Let $G$ be a topological group with open subset $A$. I want to prove very thoroughly/precisely that $A^{-1}:=\{a^{-1}:a\in A\}$ is also open.
Obviously the key to this proof is the fact that the inversion map $\phi:G\longrightarrow G$ is continuous.
$\phi:G\longrightarrow G$ is continuous, so since $A\subseteq G$ is open in $G$, $\phi^{-1}(A)$ is open in $G$ (by definition of topological continuity).
$\phi^{-1}(A)$ consists of elements of the form $a^{-1}$, so $\phi^{-1}(A)=A^{-1}$. This looks like we are done.

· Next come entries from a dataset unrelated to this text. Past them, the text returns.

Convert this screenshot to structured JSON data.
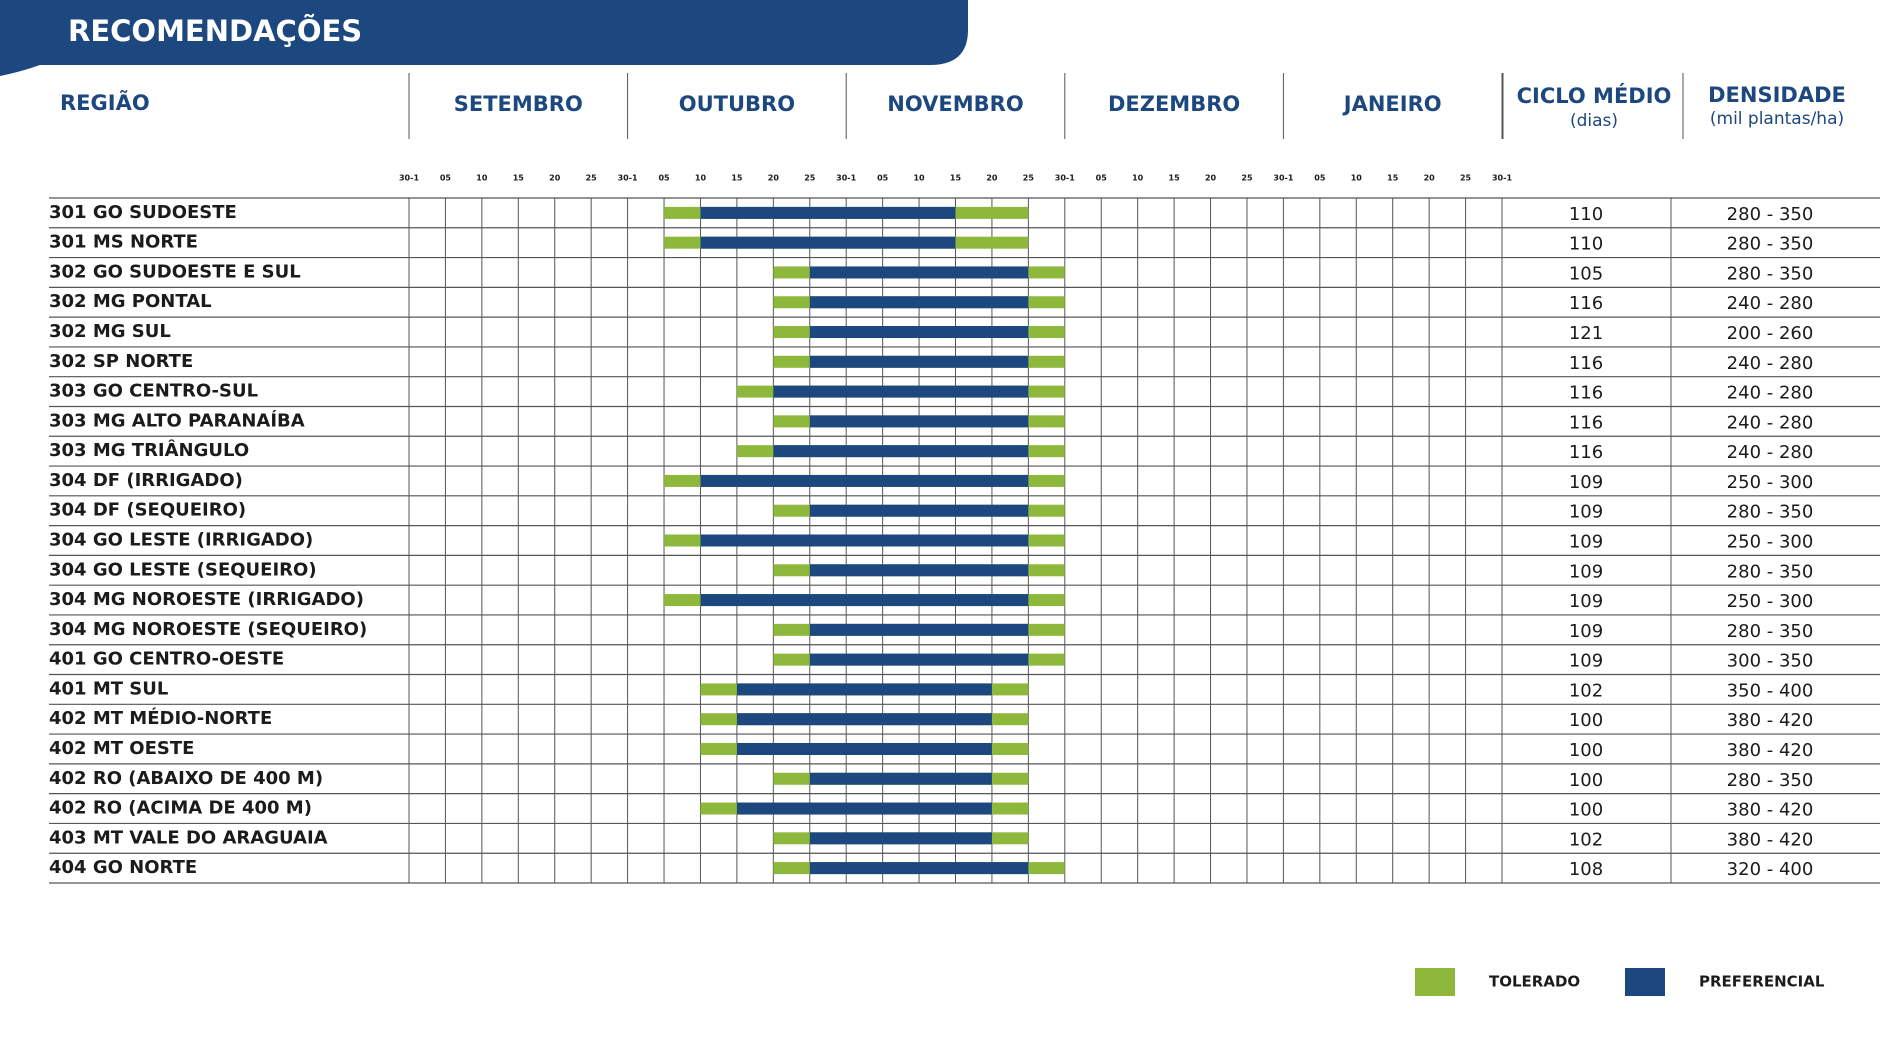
{
  "chart_data": {
    "type": "gantt",
    "title": "RECOMENDAÇÕES",
    "region_header": "REGIÃO",
    "months": [
      "SETEMBRO",
      "OUTUBRO",
      "NOVEMBRO",
      "DEZEMBRO",
      "JANEIRO"
    ],
    "cycle_header": "CICLO MÉDIO",
    "cycle_unit": "(dias)",
    "density_header": "DENSIDADE",
    "density_unit": "(mil plantas/ha)",
    "xlim": [
      0,
      30
    ],
    "xticks": [
      {
        "value": 0,
        "label": "30-1"
      },
      {
        "value": 1,
        "label": "05"
      },
      {
        "value": 2,
        "label": "10"
      },
      {
        "value": 3,
        "label": "15"
      },
      {
        "value": 4,
        "label": "20"
      },
      {
        "value": 5,
        "label": "25"
      },
      {
        "value": 6,
        "label": "30-1"
      },
      {
        "value": 7,
        "label": "05"
      },
      {
        "value": 8,
        "label": "10"
      },
      {
        "value": 9,
        "label": "15"
      },
      {
        "value": 10,
        "label": "20"
      },
      {
        "value": 11,
        "label": "25"
      },
      {
        "value": 12,
        "label": "30-1"
      },
      {
        "value": 13,
        "label": "05"
      },
      {
        "value": 14,
        "label": "10"
      },
      {
        "value": 15,
        "label": "15"
      },
      {
        "value": 16,
        "label": "20"
      },
      {
        "value": 17,
        "label": "25"
      },
      {
        "value": 18,
        "label": "30-1"
      },
      {
        "value": 19,
        "label": "05"
      },
      {
        "value": 20,
        "label": "10"
      },
      {
        "value": 21,
        "label": "15"
      },
      {
        "value": 22,
        "label": "20"
      },
      {
        "value": 23,
        "label": "25"
      },
      {
        "value": 24,
        "label": "30-1"
      },
      {
        "value": 25,
        "label": "05"
      },
      {
        "value": 26,
        "label": "10"
      },
      {
        "value": 27,
        "label": "15"
      },
      {
        "value": 28,
        "label": "20"
      },
      {
        "value": 29,
        "label": "25"
      },
      {
        "value": 30,
        "label": "30-1"
      }
    ],
    "series": [
      {
        "name": "TOLERADO",
        "color": "#8db83c"
      },
      {
        "name": "PREFERENCIAL",
        "color": "#1d477f"
      }
    ],
    "rows": [
      {
        "region": "301 GO SUDOESTE",
        "tolerado": [
          7,
          17
        ],
        "preferencial": [
          8,
          15
        ],
        "cycle": 110,
        "density": "280 - 350"
      },
      {
        "region": "301 MS NORTE",
        "tolerado": [
          7,
          17
        ],
        "preferencial": [
          8,
          15
        ],
        "cycle": 110,
        "density": "280 - 350"
      },
      {
        "region": "302 GO SUDOESTE E SUL",
        "tolerado": [
          10,
          18
        ],
        "preferencial": [
          11,
          17
        ],
        "cycle": 105,
        "density": "280 - 350"
      },
      {
        "region": "302 MG PONTAL",
        "tolerado": [
          10,
          18
        ],
        "preferencial": [
          11,
          17
        ],
        "cycle": 116,
        "density": "240 - 280"
      },
      {
        "region": "302 MG SUL",
        "tolerado": [
          10,
          18
        ],
        "preferencial": [
          11,
          17
        ],
        "cycle": 121,
        "density": "200 - 260"
      },
      {
        "region": "302 SP NORTE",
        "tolerado": [
          10,
          18
        ],
        "preferencial": [
          11,
          17
        ],
        "cycle": 116,
        "density": "240 - 280"
      },
      {
        "region": "303 GO CENTRO-SUL",
        "tolerado": [
          9,
          18
        ],
        "preferencial": [
          10,
          17
        ],
        "cycle": 116,
        "density": "240 - 280"
      },
      {
        "region": "303 MG ALTO PARANAÍBA",
        "tolerado": [
          10,
          18
        ],
        "preferencial": [
          11,
          17
        ],
        "cycle": 116,
        "density": "240 - 280"
      },
      {
        "region": "303 MG TRIÂNGULO",
        "tolerado": [
          9,
          18
        ],
        "preferencial": [
          10,
          17
        ],
        "cycle": 116,
        "density": "240 - 280"
      },
      {
        "region": "304 DF (IRRIGADO)",
        "tolerado": [
          7,
          18
        ],
        "preferencial": [
          8,
          17
        ],
        "cycle": 109,
        "density": "250 - 300"
      },
      {
        "region": "304 DF (SEQUEIRO)",
        "tolerado": [
          10,
          18
        ],
        "preferencial": [
          11,
          17
        ],
        "cycle": 109,
        "density": "280 - 350"
      },
      {
        "region": "304 GO LESTE (IRRIGADO)",
        "tolerado": [
          7,
          18
        ],
        "preferencial": [
          8,
          17
        ],
        "cycle": 109,
        "density": "250 - 300"
      },
      {
        "region": "304 GO LESTE (SEQUEIRO)",
        "tolerado": [
          10,
          18
        ],
        "preferencial": [
          11,
          17
        ],
        "cycle": 109,
        "density": "280 - 350"
      },
      {
        "region": "304 MG NOROESTE (IRRIGADO)",
        "tolerado": [
          7,
          18
        ],
        "preferencial": [
          8,
          17
        ],
        "cycle": 109,
        "density": "250 - 300"
      },
      {
        "region": "304 MG NOROESTE (SEQUEIRO)",
        "tolerado": [
          10,
          18
        ],
        "preferencial": [
          11,
          17
        ],
        "cycle": 109,
        "density": "280 - 350"
      },
      {
        "region": "401 GO CENTRO-OESTE",
        "tolerado": [
          10,
          18
        ],
        "preferencial": [
          11,
          17
        ],
        "cycle": 109,
        "density": "300 - 350"
      },
      {
        "region": "401 MT SUL",
        "tolerado": [
          8,
          17
        ],
        "preferencial": [
          9,
          16
        ],
        "cycle": 102,
        "density": "350 - 400"
      },
      {
        "region": "402 MT MÉDIO-NORTE",
        "tolerado": [
          8,
          17
        ],
        "preferencial": [
          9,
          16
        ],
        "cycle": 100,
        "density": "380 - 420"
      },
      {
        "region": "402 MT OESTE",
        "tolerado": [
          8,
          17
        ],
        "preferencial": [
          9,
          16
        ],
        "cycle": 100,
        "density": "380 - 420"
      },
      {
        "region": "402 RO (ABAIXO DE 400 M)",
        "tolerado": [
          10,
          17
        ],
        "preferencial": [
          11,
          16
        ],
        "cycle": 100,
        "density": "280 - 350"
      },
      {
        "region": "402 RO (ACIMA DE 400 M)",
        "tolerado": [
          8,
          17
        ],
        "preferencial": [
          9,
          16
        ],
        "cycle": 100,
        "density": "380 - 420"
      },
      {
        "region": "403 MT VALE DO ARAGUAIA",
        "tolerado": [
          10,
          17
        ],
        "preferencial": [
          11,
          16
        ],
        "cycle": 102,
        "density": "380 - 420"
      },
      {
        "region": "404 GO NORTE",
        "tolerado": [
          10,
          18
        ],
        "preferencial": [
          11,
          17
        ],
        "cycle": 108,
        "density": "320 - 400"
      }
    ]
  }
}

I just want to check a small detail: we take $A$ to be in the codomain of $\phi$, which of course is $G$, but in particular, shouldn't the elements of $A$ be of the form "inverses of some elements of $G$", so $A=B^{-1}$ for some set $B\subseteq G$, say, and therefore $\phi^{-1}(A)=\phi^{-1}(B^{-1})=({B^{-1}})^{-1}=B$, So we do not necessarily obtain $A^{-1}$ back when we apply $\phi^{-1}$, unless $\phi^{-1}$ is actually an inverse of $\phi$, as opposed to a preimage?
I think I might be getting confused here. Could anyone help clarify on this?
Thanks
The steps in your argument are correct, but I think you've confused yourself by not justifying the key step.
You say "$\phi^{-1}(A)$ consists of elements of the form $a^{-1}$" -- why is this? Let's prove it.
Let $x \in \phi^{-1}(A)$ be arbitrary. By definition, $x^{-1} = \phi(x) \in A$. Then $x = (x^{-1})^{-1}$ is the inverse of an element of $A$. Since $x$ was arbitrary, we have $\phi^{-1}(A) \subseteq A^{-1}$. Conversely, for any $a \in A$, $\phi(a^{-1}) = (a^{-1})^{-1} = a \in A$, so $a^{-1} \in \phi^{-1}(A)$. This shows $A^{-1} \subseteq \phi^{-1}(A)$, completing the proof.
Here's another way to do this: just note that $\phi$ is its own inverse! Thus $\phi^{-1}(A) = \phi(A) = A^{-1}$.